Non sempre può valere il detto: «lo prendo, tanto non fa male». Nel mondo reale, non sempre il contenuto di un supplemento o integratore rispecchia quanto è scritto sull’etichetta, così come non sempre viene riportato il contenuto di sostanze che potrebbero nuocere alla salute. Negli Usa, sarebbero 23.000 gli accessi al pronto soccorso per uso (o abuso) di supplementi. E in Europa? Negli ultimi anni il mercato della contraffazione ha colpito anche gli integratori alimentari, un problema emergente di salute nel mercato dell’Unione Europea. Il 15 per cento dei diversi campioni analizzati dall’Istituto Superiore di Sanità conteneva sostanze non permesse, potenzialmente dannose oppure non dichiarate. Nonostante tutto questo, nonostante la penuria di prove scientifiche di efficacia, gli italiani consumano sempre più integratori alimentari: il volume di vendite ha superato i 3,5 miliardi di euro annuali e si calcola in espansione. L’Italia è il principale mercato in Europa, con una quota in valore del 27 per cento; il 65 per cento della popolazione italiana adulta (circa 30 milioni di persone) farebbe uso di queste sostanze che si confermano la seconda categoria dopo il farmaco su prescrizione.
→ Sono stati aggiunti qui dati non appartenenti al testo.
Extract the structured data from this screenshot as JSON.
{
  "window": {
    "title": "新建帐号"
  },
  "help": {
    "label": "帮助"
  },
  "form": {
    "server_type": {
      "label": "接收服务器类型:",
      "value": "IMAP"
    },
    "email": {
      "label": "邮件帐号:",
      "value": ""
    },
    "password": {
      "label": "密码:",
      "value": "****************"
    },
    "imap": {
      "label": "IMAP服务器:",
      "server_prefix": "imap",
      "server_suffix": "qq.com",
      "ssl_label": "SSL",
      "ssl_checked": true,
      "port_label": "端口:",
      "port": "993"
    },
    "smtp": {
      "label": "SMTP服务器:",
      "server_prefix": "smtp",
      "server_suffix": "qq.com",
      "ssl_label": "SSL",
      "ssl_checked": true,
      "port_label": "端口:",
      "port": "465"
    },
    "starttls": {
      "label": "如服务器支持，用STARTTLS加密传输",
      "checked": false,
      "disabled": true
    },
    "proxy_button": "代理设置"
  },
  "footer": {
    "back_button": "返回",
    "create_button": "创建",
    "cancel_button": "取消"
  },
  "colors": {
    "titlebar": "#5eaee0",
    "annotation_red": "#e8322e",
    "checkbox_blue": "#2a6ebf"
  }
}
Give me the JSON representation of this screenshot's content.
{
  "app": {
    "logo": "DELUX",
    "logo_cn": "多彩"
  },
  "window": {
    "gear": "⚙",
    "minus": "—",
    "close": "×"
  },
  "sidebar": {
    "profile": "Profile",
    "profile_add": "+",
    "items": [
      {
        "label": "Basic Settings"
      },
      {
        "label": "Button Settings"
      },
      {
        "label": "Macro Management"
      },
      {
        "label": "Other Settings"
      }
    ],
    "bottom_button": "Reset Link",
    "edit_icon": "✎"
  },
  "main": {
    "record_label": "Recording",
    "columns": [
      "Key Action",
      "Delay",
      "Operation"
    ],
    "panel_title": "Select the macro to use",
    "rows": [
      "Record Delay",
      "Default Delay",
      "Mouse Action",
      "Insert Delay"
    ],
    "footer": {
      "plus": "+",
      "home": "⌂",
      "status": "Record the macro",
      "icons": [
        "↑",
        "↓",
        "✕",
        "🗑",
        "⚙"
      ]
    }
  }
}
In questo momento difficile i consumatori hanno incluso gli integratori tra gli acquisti fondamentali per il mantenimento della salute e del benessere.
A ben guardare, le troppe aspettative concentrate sulla scienza tendono a produrre un clima di reazione e rifiuto: quando la scienza non è in grado di risolvere ogni problema, prende corpo lo pseudo-scienziato, quello che garantisce delle scorciatoie per arrivare ad una verità (falsa). Ed ecco in aiuto la rete, che letteralmente pullula di blog e notizie. L’uomo comune non vuole sentire che la scienza è impotente: già deve convivere e convincersi dell’idea della propria morte. Letteralmente il termine pseudo-scienza significa falsa conoscenza e indica ogni teoria, metodologia o pratica che afferma di essere scientifica, ma che tuttavia non mostra i criteri tipici di scientificità, non seguendo il metodo sperimentale. La pseudo-scienza è dappertutto, sui giornali, sui libri, ma principalmente alla televisione, regina incontrastata delle verità scientifiche dimezzate, frastagliate o peggio condizionate, di affermazioni che non sono né vere né false, che ti lasciano incapace di formulare una qualsiasi replica.
Il problema oggi non è tanto di quello che si propaganda, ma la pervicacia con cui gli pseudoscienziati di turno continuano a essere invitati nei vari talk show televisivi o radiofonici e sottoposti a dibattiti e confronti. I moderatori di queste trasmissioni dimostrano essi stessi una modesta professionalità, che non può essere barattata con l’esigenza tecnico-commerciale delle emittenti che richiede una costante audience per battere cassa con gli sponsor.